@inproceedings{chapman09vnuma,
author = "Matthew Chapman and Gernot Heiser",
title = "vNUMA: A Virtual Shared-Memory Multiprocessor",
booktitle = "USENIX'09",
year = 2009,
}
Notes from Zhonghua
Itanium architecture is not so frequently used today that the implementation of this design seems to be of no use in real-world computing.
In Sec 3.1, the author described the difficulties of "Diffing" with a detailed example. The problems of "Diffing" do exist and high influences the design accuracy and complexity. I think we may use a third state of "not modified" to present a byte that not have been changed. (The complexity of this third state can be further discussed).
In Sec 3.2.2, the author mentioned "For pages in write-update mode, vNUMA broadcasts writes to all nodes.". This may make vNUMA less scalable that it can only be used in small clusters.

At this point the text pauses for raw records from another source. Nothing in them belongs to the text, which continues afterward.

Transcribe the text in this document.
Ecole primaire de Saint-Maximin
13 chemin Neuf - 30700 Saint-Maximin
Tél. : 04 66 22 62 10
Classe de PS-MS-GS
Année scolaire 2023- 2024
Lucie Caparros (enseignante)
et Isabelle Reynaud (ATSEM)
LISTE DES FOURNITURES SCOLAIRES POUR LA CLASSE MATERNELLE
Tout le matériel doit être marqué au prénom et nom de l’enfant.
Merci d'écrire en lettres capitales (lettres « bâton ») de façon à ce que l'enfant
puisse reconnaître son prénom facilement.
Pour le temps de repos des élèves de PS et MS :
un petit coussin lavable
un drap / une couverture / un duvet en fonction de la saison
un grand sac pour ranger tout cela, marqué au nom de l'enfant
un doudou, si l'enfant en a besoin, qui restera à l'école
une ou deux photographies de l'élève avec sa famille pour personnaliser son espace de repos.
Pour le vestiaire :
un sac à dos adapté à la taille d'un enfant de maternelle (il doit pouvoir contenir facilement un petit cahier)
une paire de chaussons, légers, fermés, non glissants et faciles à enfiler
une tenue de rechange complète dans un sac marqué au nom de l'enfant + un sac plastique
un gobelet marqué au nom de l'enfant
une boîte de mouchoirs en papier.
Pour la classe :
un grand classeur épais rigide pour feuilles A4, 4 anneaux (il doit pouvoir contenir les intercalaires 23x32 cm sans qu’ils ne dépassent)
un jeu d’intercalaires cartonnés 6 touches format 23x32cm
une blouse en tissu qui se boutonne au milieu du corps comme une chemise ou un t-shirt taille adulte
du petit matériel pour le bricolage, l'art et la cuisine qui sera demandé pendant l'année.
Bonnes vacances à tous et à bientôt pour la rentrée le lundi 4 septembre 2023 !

In Sec 4.1, the author mentioned three mechanisms to avoid thrashing: 1) introduce an artificial delay to break the livelock; 2) Putting the machine into single-step mode after receipt of a page to guarantee that at least one instruction can be executed before a page is transferred; 3) Consult the performance-monitor register that counts retired instructions to determine whether progress has been made since the last page transfer.
In my opinion, I see no difference between the first 2 mechanisms. The second one is just putting the artificial delay mentioned in the first one to be exactly the running time of 1 instruction.
(12-11-2010 05:03 PM)szh Wrote: [ -> ]In Sec 4.1, the author mentioned three mechanisms to avoid thrashing: 1) introduce an artificial delay to break the livelock; 2) Putting the machine into single-step mode after receipt of a page to guarantee that at least one instruction can be executed before a page is transferred; 3) Consult the performance-monitor register that counts retired instructions to determine whether progress has been made since the last page transfer.
In my opinion, I see no difference between the first 2 mechanisms. The second one is just putting the artificial delay mentioned in the first one to be exactly the running time of 1 instruction.
One difference between artificial delay and single-instruction trap is that the latter guarantees at least one instruction gets executed (progress made) upon every page fault. Artificial delays cannot make this guarantee no matter how long it waits.